What the artistic director of the Beth Fowler School of Dance – which she formed 30 years ago when she was just 15 years old – decided to do was create her own original ballet, “A Storybook Ballet.”
The story takes place in the bedroom of a little girl named Marie. In it, four fairy tales come to life in her dreams: “Snow White and the Seven Dwarfs,” “The Little Mermaid,” “Aladdin” and “Beauty and the Beast.”
“We had to find a way to introduce each story,” choreographer Samantha Gaul said.
“She’s trying to save the victims, but she can’t because she wasn’t part of the story and can’tábe seen,” Fowler said. “That’s kind of a neat little trick.”
The trick for set designer Sahin Sahinogly was creating the 10-foot high, 12-foot wide book from which the characters emerge.

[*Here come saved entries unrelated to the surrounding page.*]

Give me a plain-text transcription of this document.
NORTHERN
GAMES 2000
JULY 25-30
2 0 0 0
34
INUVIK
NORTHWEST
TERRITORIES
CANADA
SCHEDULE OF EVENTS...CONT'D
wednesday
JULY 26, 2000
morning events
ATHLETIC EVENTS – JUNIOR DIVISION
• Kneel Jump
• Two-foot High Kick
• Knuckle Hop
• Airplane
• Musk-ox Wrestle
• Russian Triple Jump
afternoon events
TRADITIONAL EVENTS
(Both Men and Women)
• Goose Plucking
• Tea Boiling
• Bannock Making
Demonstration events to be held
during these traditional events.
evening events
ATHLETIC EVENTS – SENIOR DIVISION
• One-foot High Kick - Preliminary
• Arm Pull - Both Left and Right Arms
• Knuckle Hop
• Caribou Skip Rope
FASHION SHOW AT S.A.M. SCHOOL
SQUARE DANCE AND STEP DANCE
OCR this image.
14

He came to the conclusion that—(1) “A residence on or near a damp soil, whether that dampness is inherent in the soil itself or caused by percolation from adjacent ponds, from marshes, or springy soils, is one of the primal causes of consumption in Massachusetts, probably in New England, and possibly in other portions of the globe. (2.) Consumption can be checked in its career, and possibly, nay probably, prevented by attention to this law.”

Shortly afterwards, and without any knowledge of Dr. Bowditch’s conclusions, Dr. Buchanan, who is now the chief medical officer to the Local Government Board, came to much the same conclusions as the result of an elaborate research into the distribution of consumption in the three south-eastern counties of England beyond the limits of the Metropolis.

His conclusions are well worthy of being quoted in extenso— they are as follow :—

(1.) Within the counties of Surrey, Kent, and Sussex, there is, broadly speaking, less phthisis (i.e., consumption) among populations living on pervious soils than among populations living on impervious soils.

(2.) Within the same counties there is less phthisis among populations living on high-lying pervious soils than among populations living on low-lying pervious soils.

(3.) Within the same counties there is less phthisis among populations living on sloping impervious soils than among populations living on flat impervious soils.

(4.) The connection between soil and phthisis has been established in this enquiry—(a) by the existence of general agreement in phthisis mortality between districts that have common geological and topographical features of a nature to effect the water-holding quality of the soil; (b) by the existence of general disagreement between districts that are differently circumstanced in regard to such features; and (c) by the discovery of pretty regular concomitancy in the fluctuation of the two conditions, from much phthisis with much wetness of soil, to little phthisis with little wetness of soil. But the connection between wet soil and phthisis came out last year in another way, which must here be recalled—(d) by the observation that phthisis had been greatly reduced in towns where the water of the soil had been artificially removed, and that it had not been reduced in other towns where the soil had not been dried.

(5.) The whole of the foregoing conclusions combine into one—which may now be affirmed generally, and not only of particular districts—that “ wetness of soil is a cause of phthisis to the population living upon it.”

“It is a lot of scenery,” he said. “It’s taken a lot of effort and sweat.”
Once drawings were approved, technical director Libby Winchester had to “figure out how to build them,” including hidden doors in each of the pages.
“I have a full-time job so we had to work at night,” she said. “Finding space for everything and planning for the things that people don’t see (on stage) was the biggest challenge.”
Creating a variety of original costumes for 400 dancers, from age 3 to adult, was a big challenge for Madlyn Steffey and the other costume designers.á
“This is probably the most costumes we’ve ever needed,” costume designer Candi Jackman said, adding characters such as knives and forks had to be recognizable to the audience. “It’s fun and exciting to see it all come together.”
“We are hoping that people will want to see a new production they’ve never seen before,” Gaul said, adding that the production is based on familiar stories, which should make it easy for children to follow.
“I like taking audiences on a magical journey,” Fowler said. “You can find that in the theater, not in real life.”
“We didn’t have a base to work off of,” 15-year-old Mary Rose Fair, who plays Marie, said. “I think in a way that’s cooler. It’s like our own thing.”
Performances this weekend will be held at the Egyptian Theatre at 7 p.m. Friday, 2 and 7 p.m. Saturday and 2 p.m. Sunday.
Tickets cost $22 for adults and $17 for children ages 12 and younger. Premium tickets cost $27 for adults and $22 for children ages 12 and younger. Tickets can be purchased at the door or in advance at www.egyptianheatre.org or 815-758-1225. They also can be purchased at the box office an hour before the performance. Discount tickets are available for nonprofit groups.